The European dimension resonated, too, with Irish public opinion by affirming much older identifications with the Continent in Irish nationalism. It differs from the nationalisms of many other EU members by being explicitly anti-imperial, whereas theirs were usually mobilised for imperial wars. That makes Irish nationalism more universalistic, an important positive aspect in an era of open globalisation from which Ireland has benefited so substantially and that has changed our own narrow introversion so profoundly.

Contrasting this with the English nationalism that drives Brexit reaffirms most Irish people’s belief that they are better off staying in the European mainstream. Those advocating Irexit have little or nothing to say about these issues, nor about how it would return this State to a British sphere of influence and dominance. The older power relationships would return, unbalanced by the wider European multilateralism that tempered it in recent decades.

Irish unity

Fintan O’Toole invoked the Irish political theorist Philip Pettit’s account of republicanism as nondomination in his recent series on Ireland’s identity confronted with Brexit. It catches precisely what is involved in these changing Irish-British relationships and deserves further application to them.

The same applies to the values involved in the reopened political debate on Irish unity. This has been broadened beyond Sinn Féin to other parties because of the Brexit crisis. Scenarios of how it might work out put the integrity of the United Kingdom itself in question. Scotland voted to stay in the EU and must now decide whether that is a higher priority than staying in the UK, with clear implications for Northern Ireland. Even if the Scots postpone that choice, the working-out of Brexit in deteriorating economic conditions as well as more centralised rule from London over the medium term makes the British union less attractive for Northern Ireland.

Unionists who chide Irish leaders for reviving older claims on Irish unity to gain party advantage miss this dimension.

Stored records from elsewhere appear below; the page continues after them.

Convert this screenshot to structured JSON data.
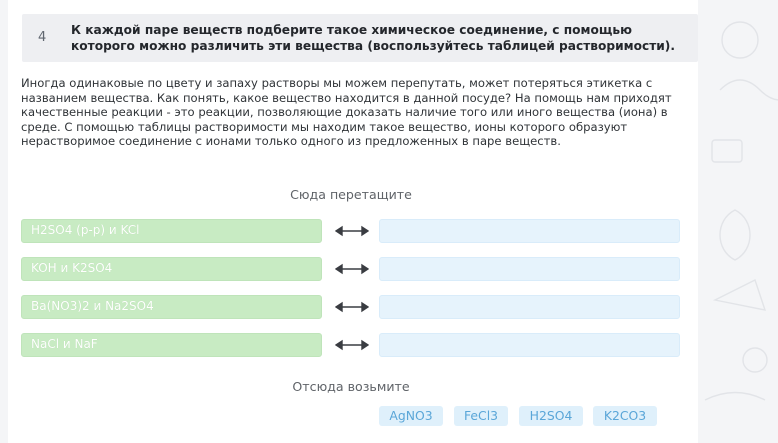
{
  "task": {
    "number": "4",
    "title": "К каждой паре веществ подберите такое химическое соединение, с помощью которого можно различить эти вещества (воспользуйтесь таблицей растворимости)."
  },
  "intro": "Иногда одинаковые по цвету и запаху растворы мы можем перепутать, может потеряться этикетка с названием вещества. Как понять, какое вещество находится в данной посуде? На помощь нам приходят качественные реакции - это реакции, позволяющие доказать наличие того или иного вещества (иона) в среде. С помощью таблицы растворимости мы находим такое вещество, ионы которого образуют нерастворимое соединение с ионами только одного из предложенных в паре веществ.",
  "drop_label": "Сюда перетащите",
  "source_label": "Отсюда возьмите",
  "pairs": [
    {
      "label": "H2SO4 (р-р) и KCl"
    },
    {
      "label": "KOH и K2SO4"
    },
    {
      "label": "Ba(NO3)2 и Na2SO4"
    },
    {
      "label": "NaCl и NaF"
    }
  ],
  "options": [
    "AgNO3",
    "FeCl3",
    "H2SO4",
    "K2CO3"
  ],
  "colors": {
    "pair_bg": "#c8ebc3",
    "dropzone_bg": "#e6f3fc",
    "chip_bg": "#dff0fb",
    "chip_text": "#5aa6d8",
    "header_bg": "#eeeff2"
  }
}
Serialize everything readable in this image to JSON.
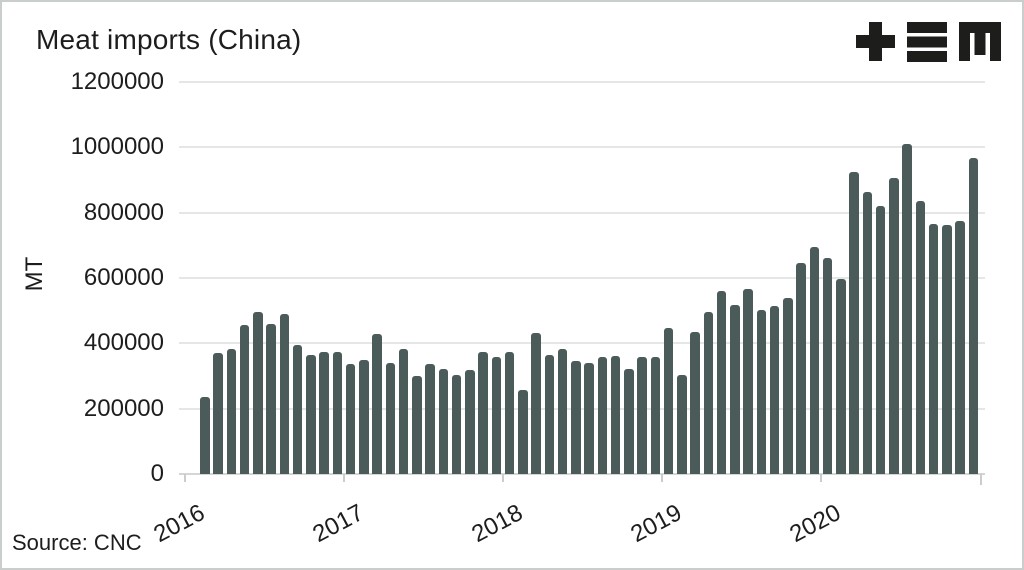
{
  "header": {
    "title": "Meat imports (China)"
  },
  "branding": {
    "logo_name": "plus-bars-m-logo",
    "logo_color": "#1d1d1b"
  },
  "footer": {
    "source_text": "Source: CNC"
  },
  "chart_data": {
    "type": "bar",
    "title": "Meat imports (China)",
    "xlabel": "",
    "ylabel": "MT",
    "ylim": [
      0,
      1200000
    ],
    "yticks": [
      0,
      200000,
      400000,
      600000,
      800000,
      1000000,
      1200000
    ],
    "grid": true,
    "legend_position": "none",
    "bar_color": "#4a5b5a",
    "grid_color": "#e5e6e6",
    "axis_color": "#d2d6d5",
    "x_tick_labels": [
      "2016",
      "2017",
      "2018",
      "2019",
      "2020"
    ],
    "x": [
      "2016-02",
      "2016-03",
      "2016-04",
      "2016-05",
      "2016-06",
      "2016-07",
      "2016-08",
      "2016-09",
      "2016-10",
      "2016-11",
      "2016-12",
      "2017-01",
      "2017-02",
      "2017-03",
      "2017-04",
      "2017-05",
      "2017-06",
      "2017-07",
      "2017-08",
      "2017-09",
      "2017-10",
      "2017-11",
      "2017-12",
      "2018-01",
      "2018-02",
      "2018-03",
      "2018-04",
      "2018-05",
      "2018-06",
      "2018-07",
      "2018-08",
      "2018-09",
      "2018-10",
      "2018-11",
      "2018-12",
      "2019-01",
      "2019-02",
      "2019-03",
      "2019-04",
      "2019-05",
      "2019-06",
      "2019-07",
      "2019-08",
      "2019-09",
      "2019-10",
      "2019-11",
      "2019-12",
      "2020-01",
      "2020-02",
      "2020-03",
      "2020-04",
      "2020-05",
      "2020-06",
      "2020-07",
      "2020-08",
      "2020-09",
      "2020-10",
      "2020-11",
      "2020-12"
    ],
    "values": [
      235000,
      370000,
      383000,
      456000,
      495000,
      460000,
      489000,
      395000,
      365000,
      375000,
      372000,
      336000,
      350000,
      430000,
      339000,
      383000,
      299000,
      336000,
      322000,
      304000,
      319000,
      375000,
      359000,
      375000,
      257000,
      433000,
      365000,
      384000,
      347000,
      339000,
      357000,
      360000,
      321000,
      357000,
      359000,
      448000,
      304000,
      436000,
      497000,
      560000,
      517000,
      566000,
      502000,
      515000,
      538000,
      645000,
      695000,
      660000,
      598000,
      923000,
      864000,
      821000,
      905000,
      1009000,
      835000,
      764000,
      762000,
      774000,
      966000
    ]
  }
}
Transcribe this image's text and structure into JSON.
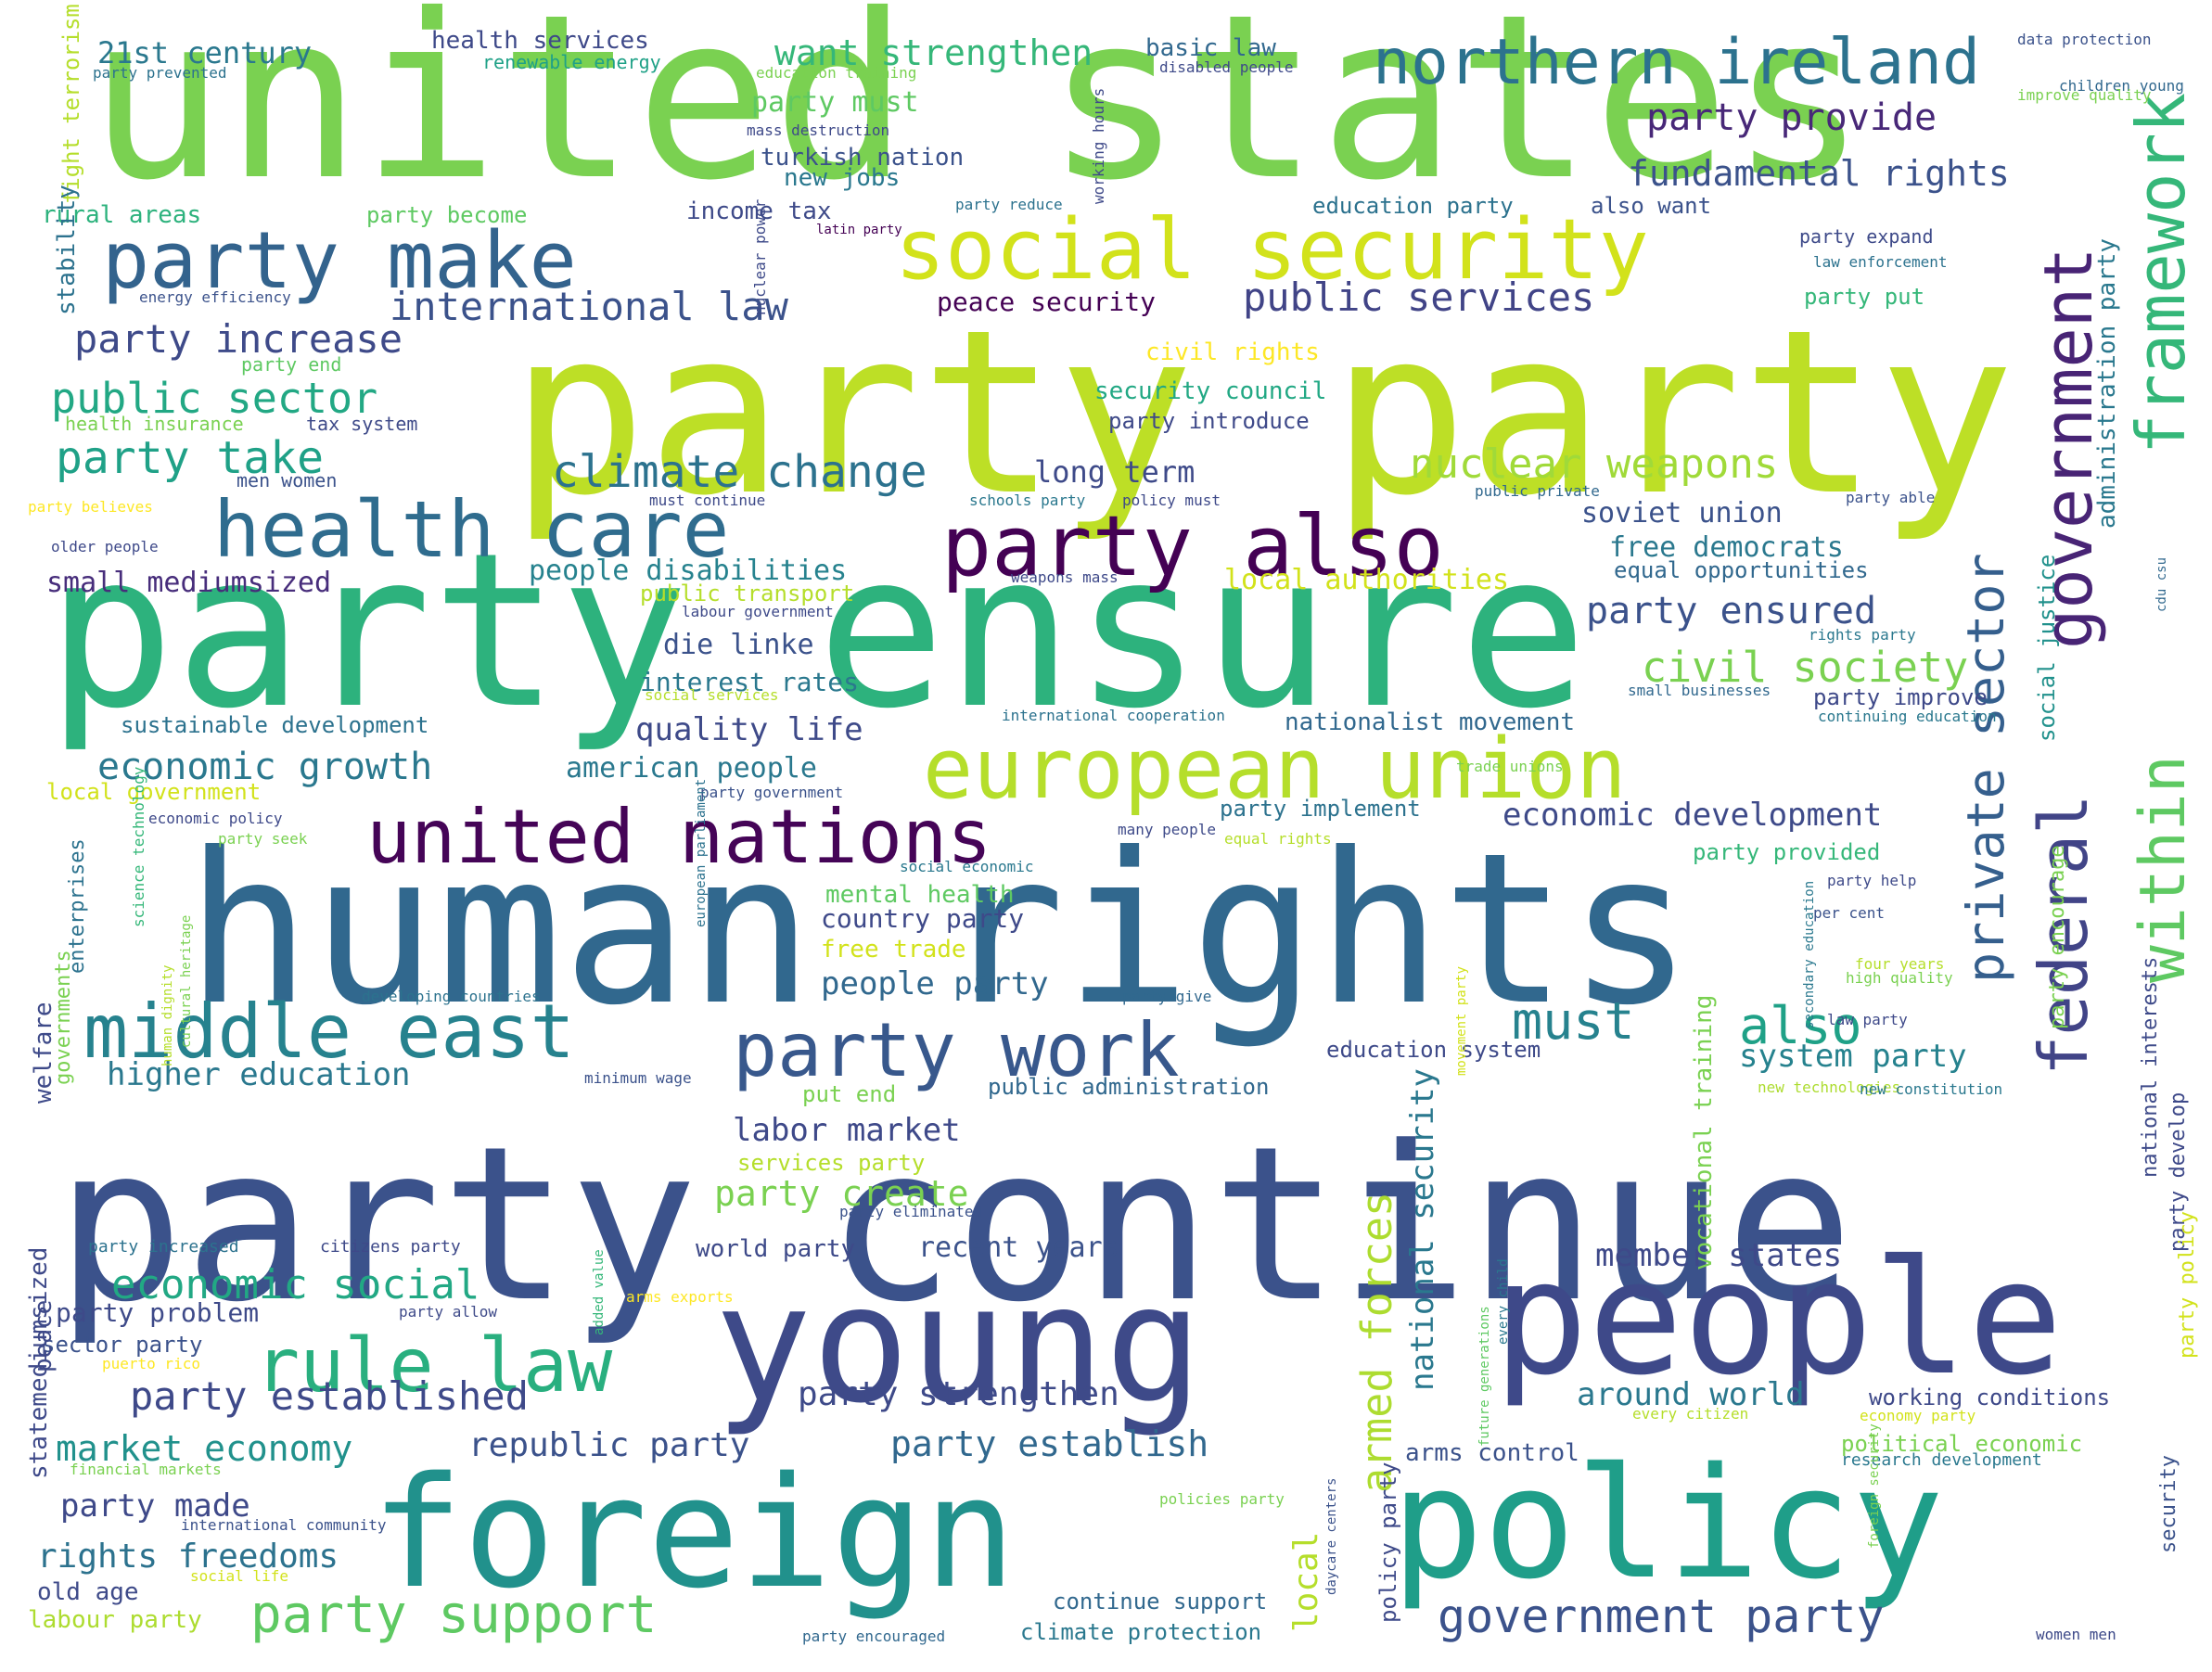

Many more Irish people wonder whether a UK outside the EU can sustain its own union and see the need to deliberate the consequences for Ireland North and South. Current opinion polling on unity does not catch that concern.

If staying in the EU suits Ireland, best choices loom too on neutrality and taxation. Global geopolitical change forces a more coherent and engaged EU foreign policy, security and defence role, while economic and political change makes for more common policies and structures.

Both can be steered by Irish interests along with well-chosen allies. Neutrality and tax policy can be developed, not discarded, if leaders and publics are bold enough to renew these principles.